L’UMP veut confier les évaluations scolaires à un organisme indépendant

Samedi 24 octobre 2009

Selon une dépêche AFP, un groupe de travail parlementaire UMP a vivement critiqué les évaluations mises en place par X Darcos et souhaité qu’un organisme indépendant soit chargé de l’évaluation de l’ École. Les oreilles de Xavier Darcos ont dû siffler mardi 20 octobre. Un groupe de travail parlementaire UMP a violemment critiqué les évaluations de CE1 et CM2 qu’il avait mises en place. Il est vrai que le ministère avait dû, dans les documents budgétaires, reconnaître que ces évaluations étaient peu fiables.

Pour les parlementaires UMP il faut “mieux associer la communauté éducative” aux évaluations. Cette concertation “a fait assez largement défaut”. La méthode doit être incontestée “ce qui n’a pas été le cas”. Les parlementaires demandent une clarification des objectifs poursuivis, particulièrement en Cm2. Ils envisagent “un système indépendant chargé de l’évaluation du système éducatif en remplacement des organismes ou directions centrales en charge de cette mission”.
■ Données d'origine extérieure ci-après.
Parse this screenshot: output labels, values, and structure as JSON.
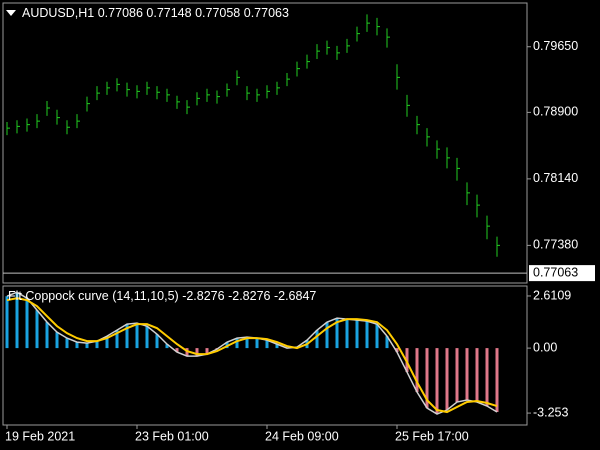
{
  "chart_data": [
    {
      "type": "ohlc",
      "symbol": "AUDUSD,H1",
      "quote": [
        0.77086,
        0.77148,
        0.77058,
        0.77063
      ],
      "current_price": 0.77063,
      "color": "#22cc22",
      "price_line_color": "#c0c0c0",
      "categories": [
        "19 Feb 2021",
        null,
        null,
        null,
        null,
        null,
        null,
        null,
        null,
        null,
        null,
        null,
        null,
        "23 Feb 01:00",
        null,
        null,
        null,
        null,
        null,
        null,
        null,
        null,
        null,
        null,
        null,
        null,
        "24 Feb 09:00",
        null,
        null,
        null,
        null,
        null,
        null,
        null,
        null,
        null,
        null,
        null,
        null,
        "25 Feb 17:00",
        null,
        null,
        null,
        null,
        null,
        null,
        null,
        null,
        null,
        null
      ],
      "close": [
        0.7872,
        0.7874,
        0.7876,
        0.788,
        0.7895,
        0.7884,
        0.7873,
        0.788,
        0.79,
        0.7912,
        0.7918,
        0.7922,
        0.7916,
        0.7914,
        0.7918,
        0.7913,
        0.791,
        0.7902,
        0.7896,
        0.7906,
        0.791,
        0.7908,
        0.7916,
        0.793,
        0.7912,
        0.791,
        0.7914,
        0.7918,
        0.7928,
        0.794,
        0.7948,
        0.796,
        0.7964,
        0.7958,
        0.7966,
        0.798,
        0.7992,
        0.7988,
        0.7976,
        0.793,
        0.7898,
        0.7876,
        0.7862,
        0.7848,
        0.7838,
        0.7826,
        0.7798,
        0.7784,
        0.776,
        0.7738
      ],
      "high": [
        0.7879,
        0.7881,
        0.7883,
        0.7888,
        0.7903,
        0.7893,
        0.7881,
        0.7888,
        0.7908,
        0.792,
        0.7925,
        0.7929,
        0.7924,
        0.7921,
        0.7925,
        0.792,
        0.7917,
        0.7909,
        0.7904,
        0.7913,
        0.7917,
        0.7915,
        0.7923,
        0.7938,
        0.792,
        0.7917,
        0.7921,
        0.7925,
        0.7935,
        0.7948,
        0.7956,
        0.7968,
        0.7972,
        0.7966,
        0.7974,
        0.7988,
        0.8002,
        0.7998,
        0.7986,
        0.7945,
        0.791,
        0.7886,
        0.7872,
        0.7858,
        0.785,
        0.7838,
        0.781,
        0.7796,
        0.7772,
        0.7748
      ],
      "low": [
        0.7864,
        0.7866,
        0.7868,
        0.7872,
        0.7886,
        0.7876,
        0.7865,
        0.7872,
        0.7891,
        0.7904,
        0.791,
        0.7914,
        0.7908,
        0.7906,
        0.791,
        0.7905,
        0.7902,
        0.7894,
        0.7888,
        0.7898,
        0.7902,
        0.79,
        0.7908,
        0.7921,
        0.7904,
        0.7902,
        0.7906,
        0.791,
        0.792,
        0.7931,
        0.794,
        0.7951,
        0.7956,
        0.795,
        0.7958,
        0.7971,
        0.7982,
        0.7978,
        0.7964,
        0.7916,
        0.7885,
        0.7865,
        0.7851,
        0.7837,
        0.7826,
        0.7812,
        0.7784,
        0.777,
        0.7745,
        0.7725
      ],
      "ylim": [
        0.7695,
        0.8015
      ],
      "yticks": [
        {
          "value": 0.7965,
          "label": "0.79650"
        },
        {
          "value": 0.789,
          "label": "0.78900"
        },
        {
          "value": 0.7814,
          "label": "0.78140"
        },
        {
          "value": 0.7738,
          "label": "0.77380"
        }
      ]
    },
    {
      "type": "histogram-lines",
      "title": "Fit Coppock curve",
      "params": "(14,11,10,5)",
      "indicator_values": [
        -2.8276,
        -2.8276,
        -2.6847
      ],
      "up_color": "#1aa3e0",
      "down_color": "#e0788a",
      "series": [
        {
          "name": "Coppock",
          "color": "#d0d0d0",
          "values": [
            2.6,
            2.8,
            2.5,
            1.9,
            1.3,
            0.8,
            0.5,
            0.3,
            0.25,
            0.35,
            0.6,
            0.9,
            1.2,
            1.25,
            1.1,
            0.7,
            0.2,
            -0.2,
            -0.4,
            -0.4,
            -0.3,
            -0.05,
            0.3,
            0.5,
            0.55,
            0.5,
            0.4,
            0.2,
            0.0,
            0.05,
            0.4,
            0.9,
            1.3,
            1.5,
            1.45,
            1.4,
            1.35,
            1.2,
            0.6,
            -0.2,
            -1.2,
            -2.2,
            -3.0,
            -3.3,
            -3.1,
            -2.7,
            -2.6,
            -2.7,
            -2.9,
            -3.2
          ]
        },
        {
          "name": "Signal",
          "color": "#ffcc00",
          "values": [
            2.4,
            2.5,
            2.4,
            2.1,
            1.6,
            1.1,
            0.75,
            0.5,
            0.35,
            0.35,
            0.5,
            0.75,
            1.0,
            1.2,
            1.2,
            1.0,
            0.6,
            0.2,
            -0.15,
            -0.3,
            -0.3,
            -0.15,
            0.1,
            0.35,
            0.5,
            0.5,
            0.45,
            0.3,
            0.1,
            0.0,
            0.2,
            0.6,
            1.0,
            1.3,
            1.45,
            1.45,
            1.4,
            1.3,
            0.9,
            0.2,
            -0.7,
            -1.7,
            -2.6,
            -3.1,
            -3.2,
            -2.95,
            -2.7,
            -2.65,
            -2.75,
            -2.9
          ]
        }
      ],
      "ylim": [
        -3.85,
        3.11
      ],
      "yticks": [
        2.6109,
        {
          "value": 0,
          "label": "0.00"
        },
        -3.253
      ]
    }
  ]
}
Ces prises de position font écho au rejet majoritaire des évaluations de CM2 l’an dernier, les enseignants ayant souvent refusé de suivre le protocole d’évaluation. Le ministère lui-même reconnaît “un taux élevé de réponses incomplètes (et) la faible qualité des données recueillies”.

Mais la démarche parlementaire réagit aussi à un autre héritage de X Darcos : la censure impitoyable qu’il a exercée sur sa direction chargée des enquêtes, la DEPP. Seuls les travaux utilisables par le cabinet étaient publiées.  De ce fait, sa crédibilité comme organisme scientifique a été dégradée.

Une évaluation indépendante ? Du coup, l’habitude s’est déjà prise d’aller chercher ailleurs une évaluation de l’Ecole. C’est ce qu’on fait avec les évaluations internationales comme Pisa ou Timms. Des voix se sont élevées pour demander un système indépendant. En février 2009, Bruno Suchaut, directeur de l’Iredu, nous disait : ” L’évaluation est évidemment utile au niveau de la politique éducative, toute la question réside dans l’utilisation de ces évaluations et de son instrumentalisation éventuelle. Le recours à un organisme indépendant permettrait certainement de lever les doutes sur des intentions politiques des outils d’évaluation”. Il semble que ce soit le chemin que veulent emprunter les élus UMP. Au risque de heurter les enseignants.

Evaluation CE1 : 75% des CE1 maîtrisent les savoirs pour entrer en CE2

Vendredi 3 juillet 2009

Selon une évaluation du ministère de l’Education nationale réalisée fin mai, 75% des élèves de CE1 maîtrisaient bien les savoirs essentiels en français et en mathématiques pour entrer en CE2 en septembre prochain.

Parmi les 25% connaissant des difficultés, l’évaluation distingue ceux dont les acquis “sont encore fragiles et qui doivent être soutenus”, et ceux “dont les difficultés plus lourdes relèvent de dispositifs d’aide plus importants”.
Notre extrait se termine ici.